The USD/CAD currency pair is currently navigating a challenging market landscape, with support likely to be tested near the 1.3800 level. The Relative Strength Index (RSI) for the past two weeks has been hovering just above the critical level of 30, reflecting ongoing bearish momentum without indicating oversold conditions. During European trading hours on Tuesday, the pair was fluctuating around 1.3820, retracing gains from prior sessions. Technical analysis paints a picture of persistent weakness as the pair trades within a descending channel.
The RSI’s position suggests that while downward pressure remains significant, it has yet to reach extremes typically associated with oversold markets. Additionally, the current trading price is below the nine-day Exponential Moving Average (EMA) at 1.3837, signaling weak short-term momentum.

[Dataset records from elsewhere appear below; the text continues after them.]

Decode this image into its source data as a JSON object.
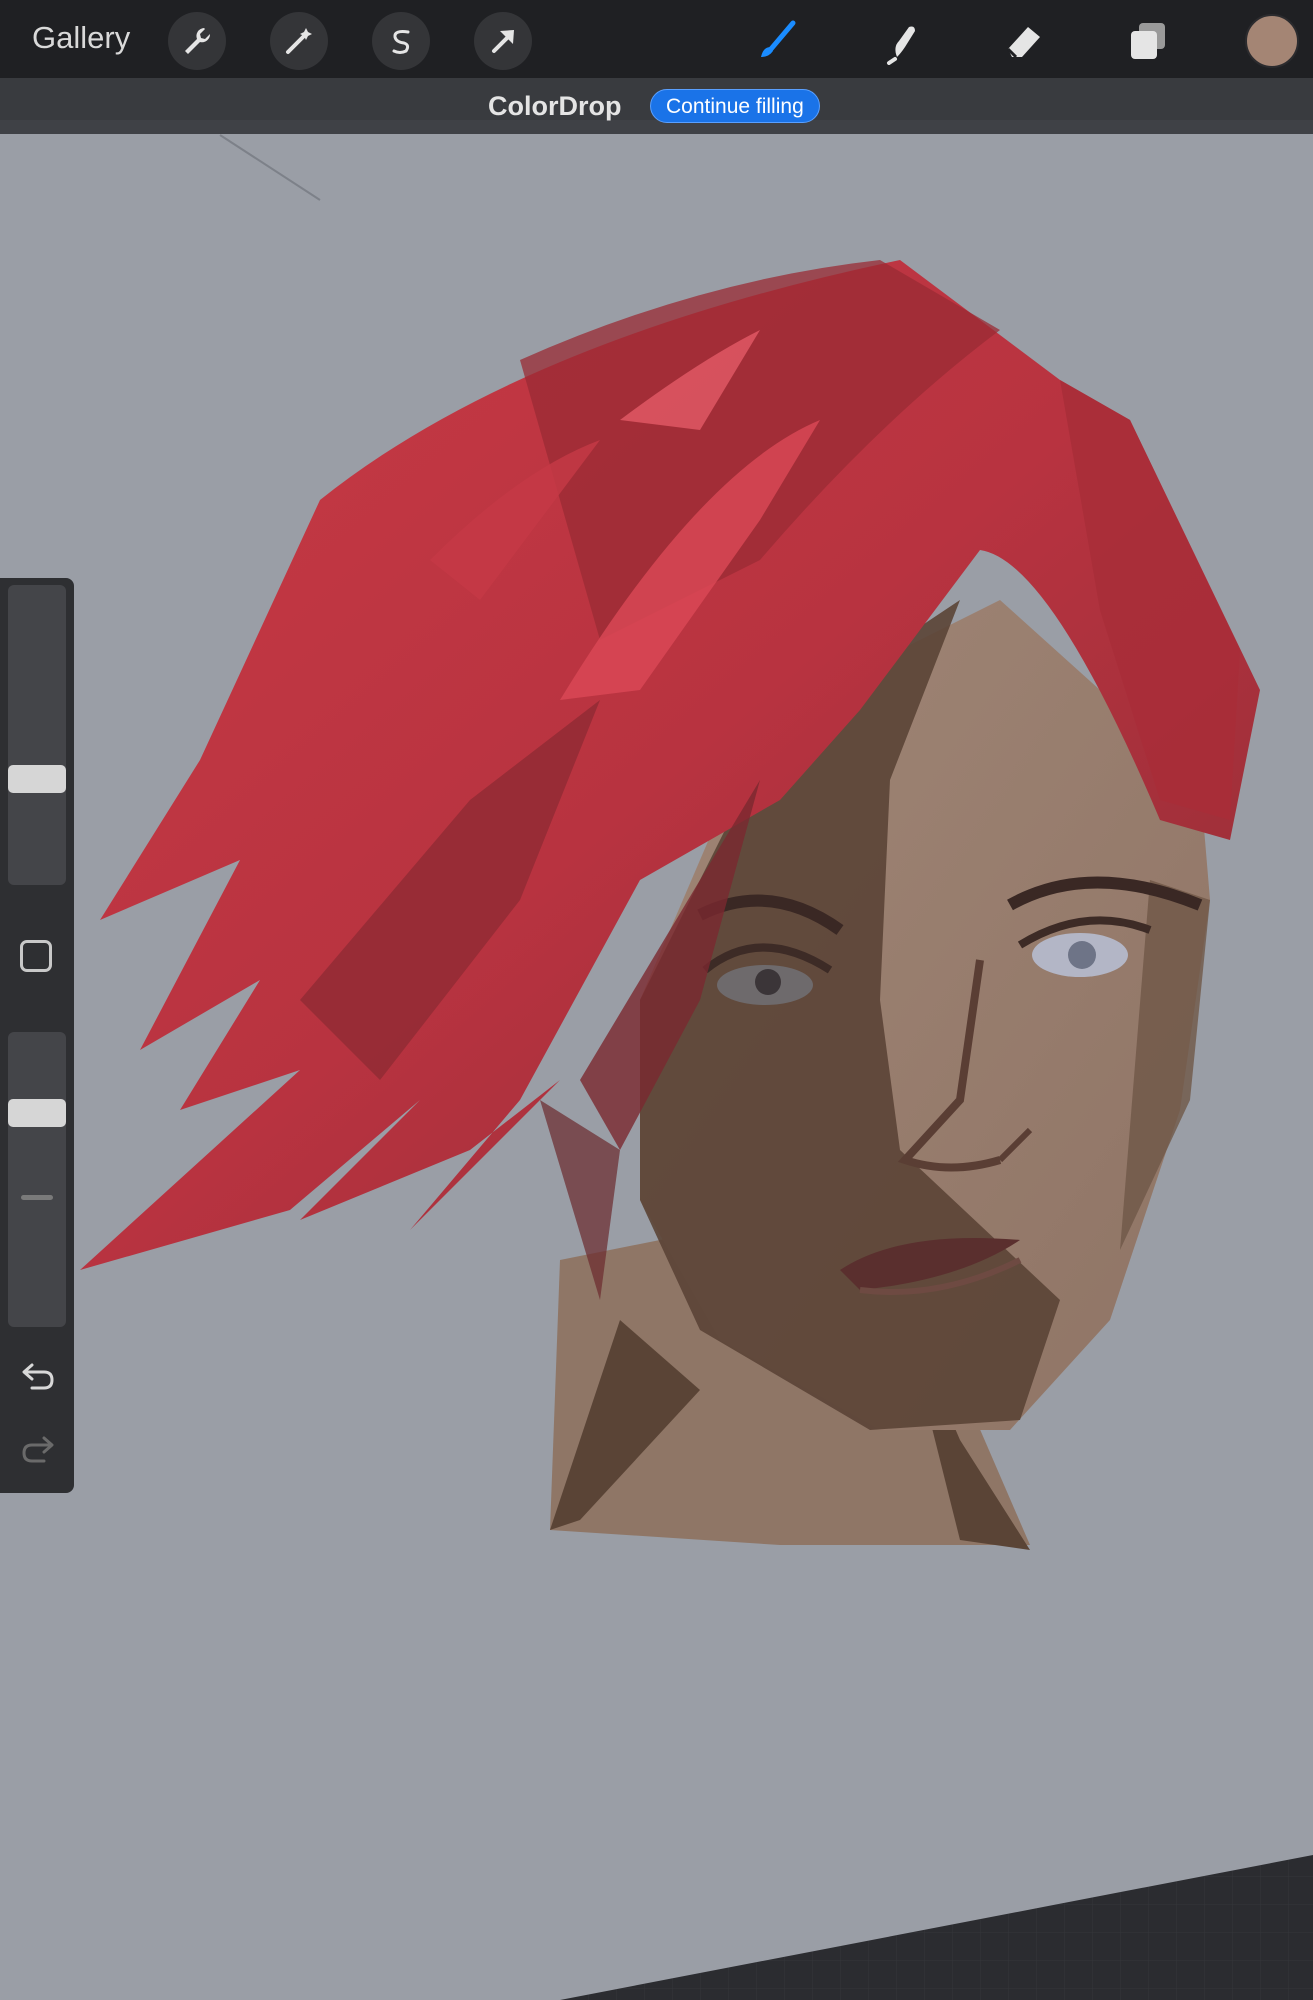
{
  "topbar": {
    "gallery_label": "Gallery",
    "tools_left": [
      "wrench-icon",
      "magic-wand-icon",
      "selection-s-icon",
      "transform-arrow-icon"
    ],
    "tools_right": [
      "brush-icon",
      "smudge-icon",
      "eraser-icon",
      "layers-icon"
    ],
    "active_tool": "brush-icon",
    "accent_color": "#1a8cff",
    "current_color": "#a48574"
  },
  "banner": {
    "title": "ColorDrop",
    "button_label": "Continue filling",
    "button_color": "#1a73e8"
  },
  "sidebar": {
    "brush_size_level": 0.32,
    "opacity_level": 0.3,
    "modifier_icon": "square-icon",
    "undo_icon": "undo-icon",
    "redo_icon": "redo-icon"
  },
  "canvas": {
    "background_color": "#9a9ea6",
    "artwork": "portrait-red-hair"
  }
}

For traders and analysts, the price movements need to be monitored closely to ascertain the prevailing market trend.
If the downward movement continues, the USD/CAD could retest the psychological level of 1.3800, with further potential declines extending to a seven-month low at 1.3760. This level was last observed on May 2 and sits marginally above the lower boundary of the descending channel, around 1.3750. A decisive break below this channel could amplify bearish sentiment, potentially driving the pair towards even lower targets, such as 1.3419, the lowest seen since February 2024, with an additional support area near 1.3320.
Conversely, the immediate resistance for the USD/CAD pair is identified at the nine-day EMA around 1.3837, followed by a second barrier at approximately 1.3870, which marks the upper edge of the descending channel. A successful breach of any significant resistance levels could signal a shift towards bullish momentum, paving the way for further testing of the resistance levels, including the 50-day EMA at 1.4058 as well as the monthly high around 1.4415.